Shopping for a home?
WHETHER you’re buying your first-ever piece of property or upgrading one’s starter unit, there’s nothing like seeing the result of all that hard work. Sure, it may seem stressful and, if you’re a first-timer, definitely overwhelming. But the pride and accomplishment that comes with it makes it all worth it.
With developments emerging in various areas all across the country, there are many opportunities and options for buying that dream house. But before you take the plunge, there are a few decision points you’re going to have to make:
Condo or House?
What kind of home do you want? How will you use it? What’s your price range? Shop around. You don’t want to commit to the first house you see just because it looks like you can afford it, the broker is your tita, or someone just told you: “Hey, you haven’t used your PAG-IBIG loan yet, and this development can fix it for you!”
Are you a single professional, a yuppie couple with no children yet, someone with a growing family who needs space for rambunctious children and a couple of big dogs? Or are you just buying to invest, for a second (vacation) home, or an empty-nester looking to liquidate that big house and settle in a smaller place where everything is more convenient?
Property is priced according to area. A small home in Fairview, Cavite or Valenzuela, for instance, can end up much less expensive compared to a condominium unit one-fourth (1/4th) the size in the CBD area.
If you are looking for the convenience of spending less time commuting to and from work, you will have to pay for the premium. Being located near the big business districts and commercial centers make condominiums units a popular choice for newlywed couples and young professionals because of the convenience they offer. If you’re looking for property that you mean to rent out, they might be the better option.
But judging locations can be tricky. Not all property in the CBD (or even in that up-and-coming suburban location) are created alike. The property brochure you’re given may show you the site, plus all the conveniences in the area, but what they don’t show is the traffic on the streets, and whether the area can get congested due to high volume of vehicles, especially during rush hour.
This is why you need to actually see the unit, preferably during rush hour, to give you an idea how much time you’ll spend traveling. Saturday may also be a good day to drop by – traffic is much worse on Saturdays everywhere.
Other things to check: flooding is not an issue in the area, it’s position on the fault-line map and how much the utilities such as phone, internet and cellphone signals, water and electricity, have been set up.
Many subdivisions have homeowner associations that restrict things you can do. These include heights of buildings, as well as small business use (check first if you’re planning to put up a sari-sari store, renting portions out or taking care of animals), as well as where to park, and more.
Condominiums are governed by a deed of even more restrictions. Most developers may prohibit the use of LPG, pets, areas the house-help can go and pass, among others. Also, if you plan to rent out the place, you need to know whether the deed of restriction requires you to course the leasing through an appointed exclusive lessor. Its best to ask your broker to provide a copy of the master deed and restrictions of the projects you are interested in.

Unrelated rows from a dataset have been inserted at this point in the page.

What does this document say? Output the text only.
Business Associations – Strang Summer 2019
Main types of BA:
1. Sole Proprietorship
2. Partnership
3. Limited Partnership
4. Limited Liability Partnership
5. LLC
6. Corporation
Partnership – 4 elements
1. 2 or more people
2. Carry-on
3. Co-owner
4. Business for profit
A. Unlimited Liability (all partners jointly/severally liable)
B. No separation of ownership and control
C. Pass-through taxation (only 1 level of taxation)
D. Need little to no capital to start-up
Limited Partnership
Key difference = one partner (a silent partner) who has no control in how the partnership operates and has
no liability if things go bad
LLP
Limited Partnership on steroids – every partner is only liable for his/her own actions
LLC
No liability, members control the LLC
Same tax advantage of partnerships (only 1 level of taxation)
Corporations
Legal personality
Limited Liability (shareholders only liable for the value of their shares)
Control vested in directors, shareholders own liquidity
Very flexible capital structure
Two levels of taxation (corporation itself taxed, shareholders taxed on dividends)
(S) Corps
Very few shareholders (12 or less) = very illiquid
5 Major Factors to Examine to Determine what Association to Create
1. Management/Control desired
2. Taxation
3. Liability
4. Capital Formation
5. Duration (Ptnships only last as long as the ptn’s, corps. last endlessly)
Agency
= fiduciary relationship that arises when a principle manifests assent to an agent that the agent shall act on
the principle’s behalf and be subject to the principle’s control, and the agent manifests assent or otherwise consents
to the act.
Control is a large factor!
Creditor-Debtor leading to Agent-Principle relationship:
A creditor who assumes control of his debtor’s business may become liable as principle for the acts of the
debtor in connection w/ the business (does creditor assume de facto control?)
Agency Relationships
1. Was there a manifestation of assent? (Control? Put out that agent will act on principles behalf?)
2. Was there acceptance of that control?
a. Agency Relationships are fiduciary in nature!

Cash or home loan? And from whom?
For those who want to pay in cash, make sure you can negotiate the best discounts. For people who prefer to pay in installments, there are various types of payment schemes available.
The first consideration when choosing a payment plan is your cash position, and income. You can visit your bank, and they can give you the details you’ll need before you purchase a house or condo unit. They will also work with you on setting a reasonable budget for your income.
Other top of mind stuff
You’ve probably seen those ads and posters for really low- downpayment schemes and no-downpayment schemes. Sounds good, right? Not quite. The lower the downpayment, the higher the monthly amortization that you will need to pay. Lower down payments also mean having lower equity in your home. If something comes up and you have to sell, having too little equity can mean you’ll still owe money after taxes and other closing costs.
Those low monthly amortizations offered by some developers also need thinking through. Ask your broker to break down your installment scheme, and to give you a list of the amounts that you should pay every month and every year.
Your responsibilities as a property owner does not end after putting down the initial payments, and moving in. There are other payments you will need to make– insurance and related taxes every year, association dues (homeowners and condo), plus of course, upkeep. Your broker should be able to provide you with rough estimates.